0
votes

I have written a function which, when given a list of integers, returns True when the list argument contains a 3 next to a 3 somewhere. Here is my code:

def has_33(nums):
    for i,num in enumerate(nums):
        if nums[0]==3 and nums[1]==3:
            return True
        elif nums[i+1]==3 and (nums[i+2]==3 or nums[i]==3):
            return True
        else:
           return False 

This function either returns True or False even though I realised

nums[i+1]

could be out of range when the loop reaches the last index.

E.g if I have a list defined as nums=[1,3,4,5], the function returns False. However, when I separately run

nums[4]==1

I get "IndexError: list index out of range" which I understand why but I don't understand why, in the function,

nums[i+1] or (nums[i+2] or nums[i]==3)

doesn't throw the same error when it reaches the last index of the list?

2
You never finish the loop, you are returning false in your first iteration.Loocid
Just for fun a different approach: return '3,3' in ','.join(str(v) for v in nums)Matthias
@Matthias Just for fun, you don't need the ,ChatterOne
@ChatterOne You do, or else [33,1,2,4,5,6] would return true :)Loocid
@Loocid Yes, isn't that what we're looking for?ChatterOne

2 Answers

1
votes

The function does not throw the IndexError because it never reaches the last element of the list.

In the first iteration if evaluates condition 1 and 2, both are false so it goes into the else returning False, and no more iterations are performed.

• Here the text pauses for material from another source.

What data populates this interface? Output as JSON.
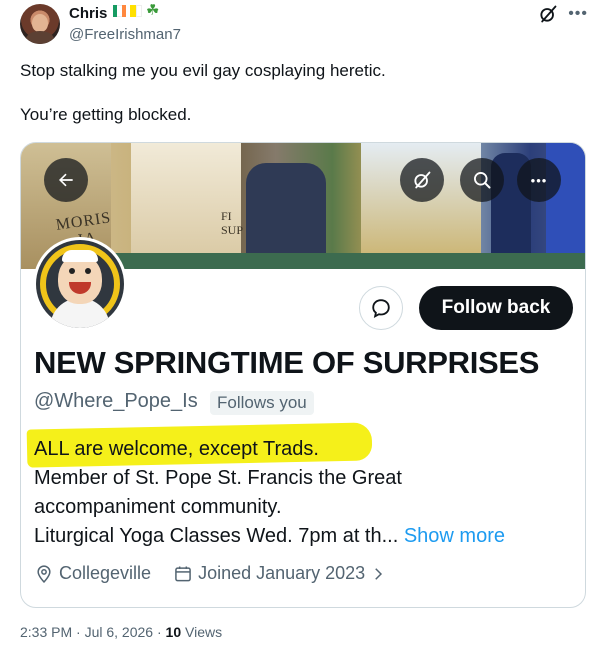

If you try with nums = [1, ] you actually get the IndexError. The beahavior you are looking for is achieved moving return False outside the loop:

def has_33(nums):
    for i, num in enumerate(nums):
        if nums[0]==3 and nums[1]==3:
            return True
        elif nums[i+1]==3 and (nums[i+2]==3 or nums[i]==3):
            return True
    return False   # <- this is outside the for loop

This way it cycles every element in the nums list. However you are right saying that your code will throw an IndexError every time the list do not contain a pair of 3's. A safer way would be to skip the first iteration and look for the element and its previous. A safer an more pythonic way would be to use the zip function in one line of code (I don't want to spoil the solution, if interested reply with a comment).

-2
votes

Loop through the list and just check if there is a '3' at index i and i+1. You need to be sure you loop till (length of list -1), so that there won't be any indexoutofrange exception when you access i+1.

def has_33(nums):
    for i in range(len(nums)-1):
       if(nums[i]==3 and nums[i+1]== 3):
        return True
    return False

print(has_33([3,3,3,4,5,3,3,4]))